Charles Melville: "The career of Timur (or Tamerlane, c. 1335–1405 ) was marked by brutal and protracted military campaigns that led to the subjection (if not the pacification) of vast swathes of territory from Central Anatolia and Northern Syria in the West to Central Asia and Northern India in the East, embracing the Caucasus and the Iranian Plateau in the process. These expeditions and the slaughter they perpetrated were visited almost without exception against fellow Muslim rulers and their hapless subjects. Nevertheless, Timur was glorified with elevated titles and regarded as a role model for rulership not only within the Timurid dynasty that he founded but also by neighbouring and later regimes, such as the Ottomans in Turkey, the Mughals in India (who traced their descent from Timur) and the Safavids in Persia (16th–17th c.).

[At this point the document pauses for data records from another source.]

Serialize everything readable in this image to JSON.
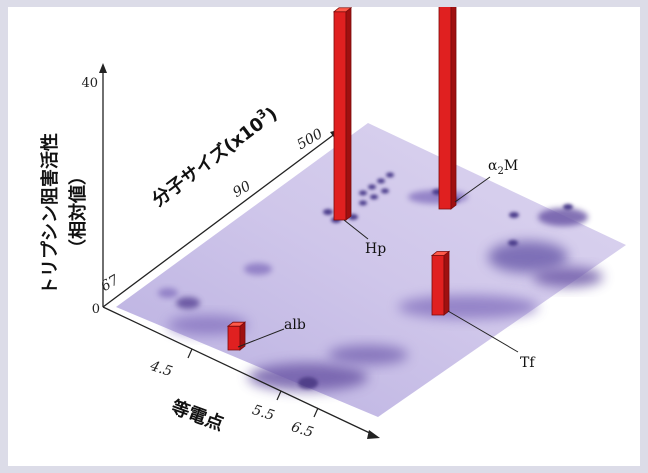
{
  "chart_data": {
    "type": "bar",
    "y_axis": {
      "label_line1": "トリプシン阻害活性",
      "label_line2": "（相対値）",
      "ticks": [
        0,
        40
      ],
      "ylim": [
        0,
        40
      ]
    },
    "size_axis": {
      "label": "分子サイズ(x10",
      "label_exp": "3",
      "label_close": ")",
      "ticks": [
        "67",
        "90",
        "500"
      ]
    },
    "pi_axis": {
      "label": "等電点",
      "ticks": [
        "4.5",
        "5.5",
        "6.5"
      ]
    },
    "bars": [
      {
        "label": "alb",
        "value": 4
      },
      {
        "label": "Hp",
        "value": 35
      },
      {
        "label": "α2M",
        "label_main": "α",
        "label_sub": "2",
        "label_suffix": "M",
        "value": 37
      },
      {
        "label": "Tf",
        "value": 10
      }
    ],
    "colors": {
      "bar_front": "#e02020",
      "bar_side": "#a01010",
      "bar_top": "#ff5a4a",
      "gel": "#c9c0e6",
      "spot": "#6e5aa8"
    }
  }
}
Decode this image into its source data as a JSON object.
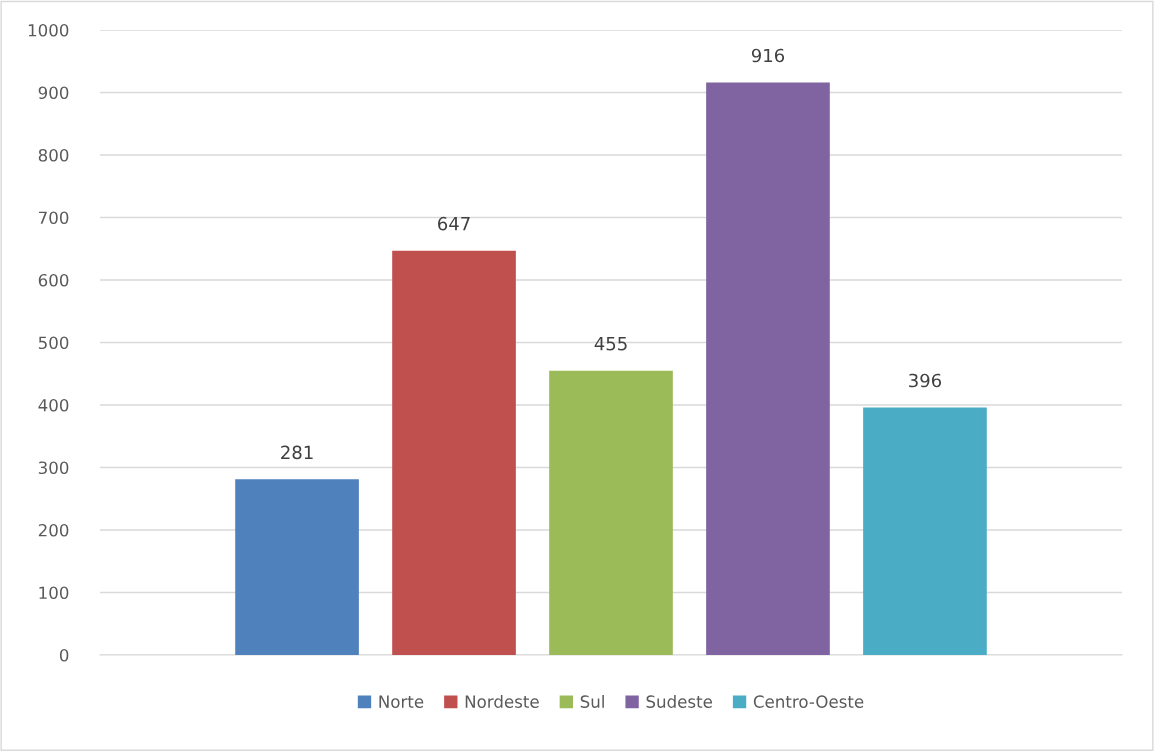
{
  "chart_data": {
    "type": "bar",
    "categories": [
      null
    ],
    "series": [
      {
        "name": "Norte",
        "color": "#4f81bd",
        "values": [
          281
        ]
      },
      {
        "name": "Nordeste",
        "color": "#c0504d",
        "values": [
          647
        ]
      },
      {
        "name": "Sul",
        "color": "#9bbb59",
        "values": [
          455
        ]
      },
      {
        "name": "Sudeste",
        "color": "#8064a2",
        "values": [
          916
        ]
      },
      {
        "name": "Centro-Oeste",
        "color": "#4bacc6",
        "values": [
          396
        ]
      }
    ],
    "ylim": [
      0,
      1000
    ],
    "yticks": [
      0,
      100,
      200,
      300,
      400,
      500,
      600,
      700,
      800,
      900,
      1000
    ],
    "grid": "y",
    "legend": "bottom",
    "data_labels": true
  }
}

            The creation of Timur’s kingly image was the work of his chroniclers and in particular the achievement of ‘Ali Yazdi, whose literary masterpiece, the Zafar-nama (‘Book of Victory’) was commissioned by Timur’s grandson, Ibrahim-Sultan, prince governor of Shiraz in southern Persia (r. 1415–1435). Yazdi’s work became a byword for rhetorical elegance and was reproduced in many tens of manuscripts; some of these, including the first known copy, dated 1436, were illustrated. My paper will present the corpus of illustrated manuscripts and the paintings they contain, and seek to identify the subjects most commonly depicted during the century that followed, in the context in which they were produced, with references also to other works documenting Timur’s career.

            Among these, especially, I will seek to distinguish royal or court commissions, such as those produced for Timur’s descendants, from provincial or commercial ones produced in the next century, and the effect this may have had on the choice of scenes to illustrate. It is also interesting to consider how stable was the written text over repeated copying, including the wording and placement of text headings, but the absence of a fixed iconographic cycle, and the large number of unique depictions of scenes. Among these, it is helpful to distinguish between ‘generic’ scenes of battle, single combats, hunting and the ruler’s court, and specific scenes of particular events, for which a knowledge of the text is necessary."

This lecture is co-organized by the Central Asia Initiative at Leiden University and LUCIS. 

Charles Melville will host a masterclass in conjunction with this lecture - read more

Charles Melville

About Charles Melville

Charles Melville is the Central Asia Visiting Professor in November 2017. Melville holds a BA Hons. in Oriental Studies (University of Cambridge), MA in Islamic History (London SOAS) and PhD. in Oriental Studies (University of Cambridge). He is Professor of Persian History at the University of Cambridge and Fellow of Pembroke College. He has published extensively on the history and culture of Iran in the Mongol to Safavid periods, and the illustration of Persian manuscripts and the Shahnama of Firdausi. Recent publications include “Rashīd al-Dīn and the Shāhnāmeh”, JRAS 26/1-2 (2016), 201-14; “The end of the Ilkhanate and after. Observations on the collapse of the Mongol World Empire”, in Bruno de Nicola & Charles Melville (eds), The Mongols’ Middle East: Continuity and Transformation in Ilkhanid Iran (Leiden, 2016), 309-35, and “The illustration of the Turko-Mongol era in the Berlin Diez albums”, in Julia Gonnella, Friedrike Weis & Christoph Rauch (eds), The Diez Albums. Contexts and contents (Leiden, 2016), 221-42.